THE GREEN Party, betting on a political come-back at next year's European elections, is likely to be the accidental casualty in the battle between the House of Commons and House of Lords over proportional representation (PR).

The Greens face ruin if the Government fails to steer the bill on PR through Westminster in time for next year's European elections. The party has staked most of its budget on gaining its first seats in the European Parliament elections in June, but knows that PR is essential if it is to enjoy an electoral breakthrough.

The Greens stand to lose almost all of their savings - and gain no MEPs - if the Government is unable to persuade the House of Lords to get the bill on PR through Parliament. Staff at Green Party headquarters, hired to bolster the European campaign, fear the sack.

"The Green Party has basically committed everything it has to the Europe campaign," said Kevin Saunders, a party spokesman. "The money is being spent as it comes in. This is seen as a make-or-break campaign for the Green Party. It is the first time we have a chance of being elected on a nation-wide vote."

The party - whose membership has shrunk to 5,000 from a peak of 20,000 - has been saving for years to fund the campaign. They face losing more than pounds 160,000 if the Government is forced to return to the old first-past- the-post voting system, which will make it impossible for the Green Party to gain seats.
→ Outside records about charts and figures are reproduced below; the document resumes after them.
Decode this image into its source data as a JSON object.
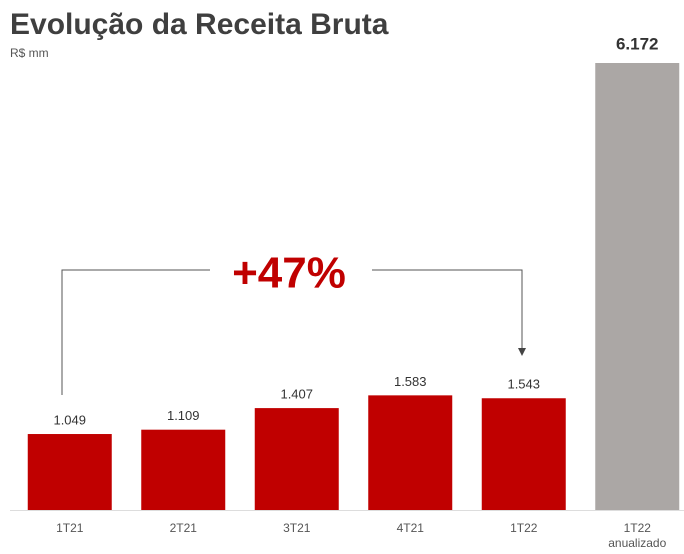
{
  "chart_data": {
    "type": "bar",
    "title": "Evolução da Receita Bruta",
    "subtitle": "R$ mm",
    "categories": [
      "1T21",
      "2T21",
      "3T21",
      "4T21",
      "1T22",
      "1T22 anualizado"
    ],
    "values": [
      1049,
      1109,
      1407,
      1583,
      1543,
      6172
    ],
    "value_labels": [
      "1.049",
      "1.109",
      "1.407",
      "1.583",
      "1.543",
      "6.172"
    ],
    "colors": [
      "#c00000",
      "#c00000",
      "#c00000",
      "#c00000",
      "#c00000",
      "#aba7a5"
    ],
    "annotation": "+47%"
  }
}
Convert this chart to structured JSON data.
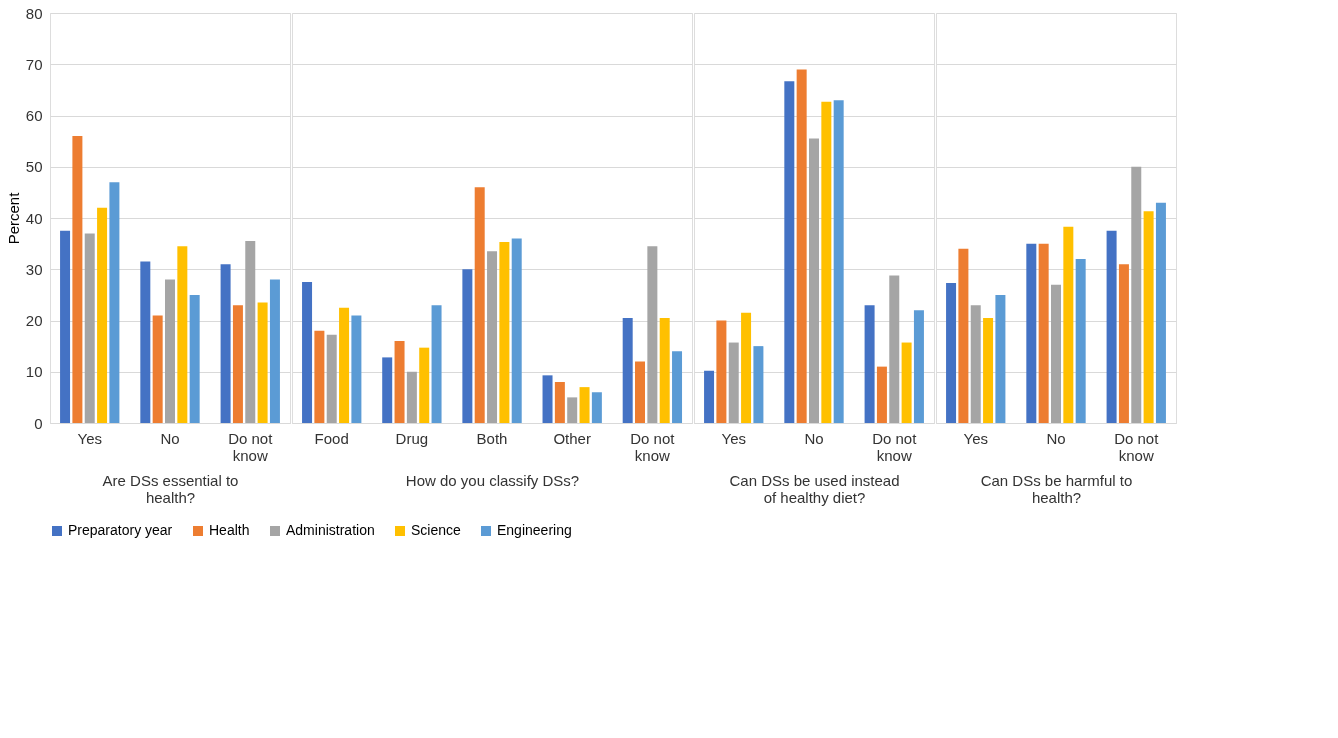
{
  "chart_data": [
    {
      "type": "bar",
      "xlabel": "Are DSs essential to health?",
      "ylabel": "Percent",
      "categories": [
        "Yes",
        "No",
        "Do not know"
      ],
      "ylim": [
        0,
        80
      ],
      "yticks": [
        0,
        10,
        20,
        30,
        40,
        50,
        60,
        70,
        80
      ],
      "grid": "y",
      "legend": "bottom",
      "series": [
        {
          "name": "Preparatory year",
          "color": "#4472c4",
          "values": [
            37.5,
            31.5,
            31
          ]
        },
        {
          "name": "Health",
          "color": "#ed7d31",
          "values": [
            56,
            21,
            23
          ]
        },
        {
          "name": "Administration",
          "color": "#a5a5a5",
          "values": [
            37,
            28,
            35.5
          ]
        },
        {
          "name": "Science",
          "color": "#ffc000",
          "values": [
            42,
            34.5,
            23.5
          ]
        },
        {
          "name": "Engineering",
          "color": "#5b9bd5",
          "values": [
            47,
            25,
            28
          ]
        }
      ]
    },
    {
      "type": "bar",
      "xlabel": "How do you classify DSs?",
      "categories": [
        "Food",
        "Drug",
        "Both",
        "Other",
        "Do not know"
      ],
      "ylim": [
        0,
        80
      ],
      "yticks": [
        0,
        10,
        20,
        30,
        40,
        50,
        60,
        70,
        80
      ],
      "grid": "y",
      "tick_labels": "x",
      "series": [
        {
          "name": "Preparatory year",
          "color": "#4472c4",
          "values": [
            27.5,
            12.8,
            30,
            9.3,
            20.5
          ]
        },
        {
          "name": "Health",
          "color": "#ed7d31",
          "values": [
            18,
            16,
            46,
            8,
            12
          ]
        },
        {
          "name": "Administration",
          "color": "#a5a5a5",
          "values": [
            17.2,
            10,
            33.5,
            5,
            34.5
          ]
        },
        {
          "name": "Science",
          "color": "#ffc000",
          "values": [
            22.5,
            14.7,
            35.3,
            7,
            20.5
          ]
        },
        {
          "name": "Engineering",
          "color": "#5b9bd5",
          "values": [
            21,
            23,
            36,
            6,
            14
          ]
        }
      ]
    },
    {
      "type": "bar",
      "xlabel": "Can DSs be used instead of healthy diet?",
      "categories": [
        "Yes",
        "No",
        "Do not know"
      ],
      "ylim": [
        0,
        80
      ],
      "yticks": [
        0,
        10,
        20,
        30,
        40,
        50,
        60,
        70,
        80
      ],
      "grid": "y",
      "tick_labels": "x",
      "series": [
        {
          "name": "Preparatory year",
          "color": "#4472c4",
          "values": [
            10.2,
            66.7,
            23
          ]
        },
        {
          "name": "Health",
          "color": "#ed7d31",
          "values": [
            20,
            69,
            11
          ]
        },
        {
          "name": "Administration",
          "color": "#a5a5a5",
          "values": [
            15.7,
            55.5,
            28.8
          ]
        },
        {
          "name": "Science",
          "color": "#ffc000",
          "values": [
            21.5,
            62.7,
            15.7
          ]
        },
        {
          "name": "Engineering",
          "color": "#5b9bd5",
          "values": [
            15,
            63,
            22
          ]
        }
      ]
    },
    {
      "type": "bar",
      "xlabel": "Can DSs be harmful to health?",
      "categories": [
        "Yes",
        "No",
        "Do not know"
      ],
      "ylim": [
        0,
        80
      ],
      "yticks": [
        0,
        10,
        20,
        30,
        40,
        50,
        60,
        70,
        80
      ],
      "grid": "y",
      "tick_labels": "x",
      "series": [
        {
          "name": "Preparatory year",
          "color": "#4472c4",
          "values": [
            27.3,
            35,
            37.5
          ]
        },
        {
          "name": "Health",
          "color": "#ed7d31",
          "values": [
            34,
            35,
            31
          ]
        },
        {
          "name": "Administration",
          "color": "#a5a5a5",
          "values": [
            23,
            27,
            50
          ]
        },
        {
          "name": "Science",
          "color": "#ffc000",
          "values": [
            20.5,
            38.3,
            41.3
          ]
        },
        {
          "name": "Engineering",
          "color": "#5b9bd5",
          "values": [
            25,
            32,
            43
          ]
        }
      ]
    }
  ]
}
It has already invested pounds 55,000 for candidates' deposits, pounds 87,000 for new Euro-election staff and pounds 20,000 for a TV election broadcast.

This month the Green Party issued an appeal to Jack Straw, the Home Secretary, and the Lords to stop playing "ping pong" with the Bill introducing PR lists at the Euro-elections. The Greens could gain between three and six seats if enough voters mark the Green Party as their first, second and third choices on their ballot papers because, under PR, votes are redistributed. In London the Green Party needs only 9 per cent of the vote to win one seat and in the south-east 8 per cent.

The party's membership peaked after its 15 per cent showing in the Euro- elections of 1990. It has since been plagued by internal rows between radical "dark greens" and moderate "light greens". It is hoping to capitalise next year on the growing interest in environmental issues and to attract former Labour voters disaffected by "control freakery".

The Greens, buoyed by the success of their German counterparts in this year's general election, were the first to select candidates for the 1999 European poll. The party is opposed to the single European currency and global free trade. It wants to decriminalise marijuana use and investigate the plant's therapeutic properties and to ban genetically modified food and crops, road-building and nuclear power.